Temple has had a negative outlook from Moody’s because of TUHS’s “weak operations and marketing challenges” as well as the budget impasse that worried administrators throughout the 2015-16 academic year.
“The support TUHS receives from the Commonwealth is proportionate to aid for providing charity health care,” Kaiser said. “That won’t change, no matter what.”
Moody’s most recent report said funding from the state of Pennsylvania, the large size of the clinical health system and the close working relationship with the university were the reasons for the upgrade.
The plans that were put in place over the past several years to improve the financial rating are being expanded upon, Kaiser said.

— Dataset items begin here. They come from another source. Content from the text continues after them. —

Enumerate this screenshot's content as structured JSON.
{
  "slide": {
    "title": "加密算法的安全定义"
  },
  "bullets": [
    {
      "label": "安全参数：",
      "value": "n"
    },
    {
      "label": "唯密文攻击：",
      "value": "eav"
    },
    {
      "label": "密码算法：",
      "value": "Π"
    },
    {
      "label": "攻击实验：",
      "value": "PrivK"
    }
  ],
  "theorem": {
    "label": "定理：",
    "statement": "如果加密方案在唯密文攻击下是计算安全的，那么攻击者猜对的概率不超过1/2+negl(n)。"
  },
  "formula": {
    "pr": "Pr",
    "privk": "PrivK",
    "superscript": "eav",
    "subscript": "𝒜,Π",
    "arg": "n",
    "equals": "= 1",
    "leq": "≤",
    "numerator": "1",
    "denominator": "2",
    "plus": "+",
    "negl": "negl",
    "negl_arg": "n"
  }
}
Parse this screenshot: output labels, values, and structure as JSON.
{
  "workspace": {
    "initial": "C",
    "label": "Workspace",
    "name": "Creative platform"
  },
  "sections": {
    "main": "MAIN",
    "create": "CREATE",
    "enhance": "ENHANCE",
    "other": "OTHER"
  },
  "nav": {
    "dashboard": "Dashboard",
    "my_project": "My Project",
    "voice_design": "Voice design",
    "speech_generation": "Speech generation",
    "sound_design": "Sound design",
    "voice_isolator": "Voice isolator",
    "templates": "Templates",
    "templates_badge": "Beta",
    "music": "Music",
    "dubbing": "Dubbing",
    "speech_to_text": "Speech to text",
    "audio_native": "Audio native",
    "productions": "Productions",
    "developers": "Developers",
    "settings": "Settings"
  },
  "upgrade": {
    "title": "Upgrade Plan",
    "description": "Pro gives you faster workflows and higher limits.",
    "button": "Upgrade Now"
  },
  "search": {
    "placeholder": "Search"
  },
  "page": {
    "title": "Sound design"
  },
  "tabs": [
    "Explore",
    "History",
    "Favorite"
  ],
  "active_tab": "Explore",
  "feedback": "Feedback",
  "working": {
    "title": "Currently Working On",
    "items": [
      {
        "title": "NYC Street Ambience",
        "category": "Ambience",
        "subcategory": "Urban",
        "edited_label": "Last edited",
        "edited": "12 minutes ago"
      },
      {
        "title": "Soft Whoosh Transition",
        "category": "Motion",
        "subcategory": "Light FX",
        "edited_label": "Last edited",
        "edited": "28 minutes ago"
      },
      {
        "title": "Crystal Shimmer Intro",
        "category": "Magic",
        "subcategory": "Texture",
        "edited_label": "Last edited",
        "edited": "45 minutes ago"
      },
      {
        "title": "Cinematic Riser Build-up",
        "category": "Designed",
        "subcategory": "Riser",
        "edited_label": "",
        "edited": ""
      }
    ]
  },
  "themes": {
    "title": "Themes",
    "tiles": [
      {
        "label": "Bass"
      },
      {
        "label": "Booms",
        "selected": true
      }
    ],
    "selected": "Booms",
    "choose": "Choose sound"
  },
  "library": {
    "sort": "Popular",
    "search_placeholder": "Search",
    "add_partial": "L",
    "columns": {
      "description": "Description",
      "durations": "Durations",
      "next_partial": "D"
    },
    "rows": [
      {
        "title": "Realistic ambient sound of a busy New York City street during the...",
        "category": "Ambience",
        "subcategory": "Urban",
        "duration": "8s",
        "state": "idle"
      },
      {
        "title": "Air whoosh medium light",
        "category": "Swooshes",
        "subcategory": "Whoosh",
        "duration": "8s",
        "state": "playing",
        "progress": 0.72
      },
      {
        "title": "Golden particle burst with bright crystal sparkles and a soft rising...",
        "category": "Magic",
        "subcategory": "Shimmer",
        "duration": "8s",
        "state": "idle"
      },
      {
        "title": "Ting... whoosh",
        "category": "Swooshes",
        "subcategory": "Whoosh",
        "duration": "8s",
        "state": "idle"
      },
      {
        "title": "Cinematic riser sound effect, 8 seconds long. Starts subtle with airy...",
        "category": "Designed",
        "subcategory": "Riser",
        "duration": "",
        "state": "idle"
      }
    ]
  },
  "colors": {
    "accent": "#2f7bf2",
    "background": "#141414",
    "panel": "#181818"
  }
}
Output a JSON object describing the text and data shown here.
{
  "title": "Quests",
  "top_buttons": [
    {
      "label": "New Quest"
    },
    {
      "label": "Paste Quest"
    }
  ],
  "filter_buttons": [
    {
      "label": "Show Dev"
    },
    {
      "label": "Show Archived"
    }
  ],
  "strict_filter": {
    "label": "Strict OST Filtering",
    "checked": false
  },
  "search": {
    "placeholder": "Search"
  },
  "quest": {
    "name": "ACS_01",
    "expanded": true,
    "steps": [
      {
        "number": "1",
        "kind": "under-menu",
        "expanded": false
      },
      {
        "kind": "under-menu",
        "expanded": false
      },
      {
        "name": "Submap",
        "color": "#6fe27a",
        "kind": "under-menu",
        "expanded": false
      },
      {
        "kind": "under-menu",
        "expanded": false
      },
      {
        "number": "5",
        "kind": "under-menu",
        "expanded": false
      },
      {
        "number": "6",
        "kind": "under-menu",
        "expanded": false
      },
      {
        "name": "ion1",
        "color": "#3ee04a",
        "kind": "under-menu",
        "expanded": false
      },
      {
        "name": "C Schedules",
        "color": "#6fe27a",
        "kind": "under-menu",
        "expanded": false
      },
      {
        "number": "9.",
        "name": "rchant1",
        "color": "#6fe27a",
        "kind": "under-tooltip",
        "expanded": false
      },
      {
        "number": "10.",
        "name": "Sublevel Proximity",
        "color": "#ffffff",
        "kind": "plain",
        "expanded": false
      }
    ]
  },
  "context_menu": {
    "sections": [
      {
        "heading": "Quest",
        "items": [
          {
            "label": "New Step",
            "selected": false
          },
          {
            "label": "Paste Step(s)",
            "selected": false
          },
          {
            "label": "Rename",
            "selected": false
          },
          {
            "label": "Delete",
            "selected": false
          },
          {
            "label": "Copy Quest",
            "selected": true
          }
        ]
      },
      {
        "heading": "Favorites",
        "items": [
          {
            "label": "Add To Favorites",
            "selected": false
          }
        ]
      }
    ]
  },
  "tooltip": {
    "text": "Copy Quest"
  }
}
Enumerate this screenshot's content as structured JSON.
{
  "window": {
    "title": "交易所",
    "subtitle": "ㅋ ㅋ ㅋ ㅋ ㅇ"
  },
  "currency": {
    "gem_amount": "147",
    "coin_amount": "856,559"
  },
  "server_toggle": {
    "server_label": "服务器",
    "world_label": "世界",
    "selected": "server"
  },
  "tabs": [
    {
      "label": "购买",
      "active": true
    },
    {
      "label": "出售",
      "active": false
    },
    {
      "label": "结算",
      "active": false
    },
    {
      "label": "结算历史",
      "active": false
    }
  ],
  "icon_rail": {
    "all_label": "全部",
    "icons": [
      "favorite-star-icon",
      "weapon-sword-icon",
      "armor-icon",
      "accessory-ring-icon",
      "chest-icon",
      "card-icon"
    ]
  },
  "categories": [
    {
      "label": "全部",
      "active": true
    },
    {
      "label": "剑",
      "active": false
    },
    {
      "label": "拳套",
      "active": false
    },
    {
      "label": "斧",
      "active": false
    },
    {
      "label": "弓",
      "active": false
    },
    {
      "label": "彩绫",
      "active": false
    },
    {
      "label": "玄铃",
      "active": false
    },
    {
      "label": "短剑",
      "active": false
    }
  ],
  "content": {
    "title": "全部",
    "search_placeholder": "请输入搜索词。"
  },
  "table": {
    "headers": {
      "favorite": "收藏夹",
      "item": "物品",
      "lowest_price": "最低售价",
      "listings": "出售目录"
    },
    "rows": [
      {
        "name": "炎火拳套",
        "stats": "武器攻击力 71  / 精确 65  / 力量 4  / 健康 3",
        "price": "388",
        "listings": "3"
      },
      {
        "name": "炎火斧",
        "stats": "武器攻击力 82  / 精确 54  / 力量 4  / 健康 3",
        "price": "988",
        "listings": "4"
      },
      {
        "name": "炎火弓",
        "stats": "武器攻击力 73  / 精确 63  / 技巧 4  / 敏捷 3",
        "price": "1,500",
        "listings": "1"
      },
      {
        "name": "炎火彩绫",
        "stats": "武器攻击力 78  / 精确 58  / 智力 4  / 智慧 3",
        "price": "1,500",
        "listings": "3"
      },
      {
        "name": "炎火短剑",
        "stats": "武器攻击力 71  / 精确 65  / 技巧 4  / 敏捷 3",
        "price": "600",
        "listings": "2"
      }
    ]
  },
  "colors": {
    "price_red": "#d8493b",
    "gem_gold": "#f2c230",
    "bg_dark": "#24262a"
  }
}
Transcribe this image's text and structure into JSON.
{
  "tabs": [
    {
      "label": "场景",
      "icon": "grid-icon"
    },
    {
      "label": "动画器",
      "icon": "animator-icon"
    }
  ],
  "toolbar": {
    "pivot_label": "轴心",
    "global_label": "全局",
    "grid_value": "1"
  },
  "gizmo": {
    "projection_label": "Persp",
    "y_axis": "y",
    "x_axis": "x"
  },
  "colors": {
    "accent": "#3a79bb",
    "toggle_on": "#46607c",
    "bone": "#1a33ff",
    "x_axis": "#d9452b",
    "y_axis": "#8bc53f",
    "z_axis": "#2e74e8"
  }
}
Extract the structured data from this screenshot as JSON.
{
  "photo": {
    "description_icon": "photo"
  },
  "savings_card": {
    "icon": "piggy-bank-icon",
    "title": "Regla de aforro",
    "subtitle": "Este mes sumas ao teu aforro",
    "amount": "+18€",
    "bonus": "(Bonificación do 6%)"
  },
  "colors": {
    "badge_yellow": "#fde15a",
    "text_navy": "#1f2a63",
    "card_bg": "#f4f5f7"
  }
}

“The cornerstone of the plan was, and is, hiring top-flight physicians who bring very complex and high-acuity practice,” Kaiser said. “In other words, if you go to the doctor and you have a cold or you broke your arm, that’s pretty routine. Acuity is a measure of the complexity of the case, so to speak. If you look at a heart transplant or something like that, that increases the profile of your health system. The cases are very complex and it shores up the finances.”
According to Moody’s report, “the stable rating reflects an expectation of continued positive operations.”
“Working very closely with the Lewis Katz School of Medicine, Temple Health has clinically strengthened a number of high-profile clinical programs, like cardiac services and oncology,” Lux said. “As a result of these investments, the Health System has seen growth in patient volumes and enhanced revenues. Along with that, expense control and continued support from the Commonwealth have allowed us to earn a modest profit.”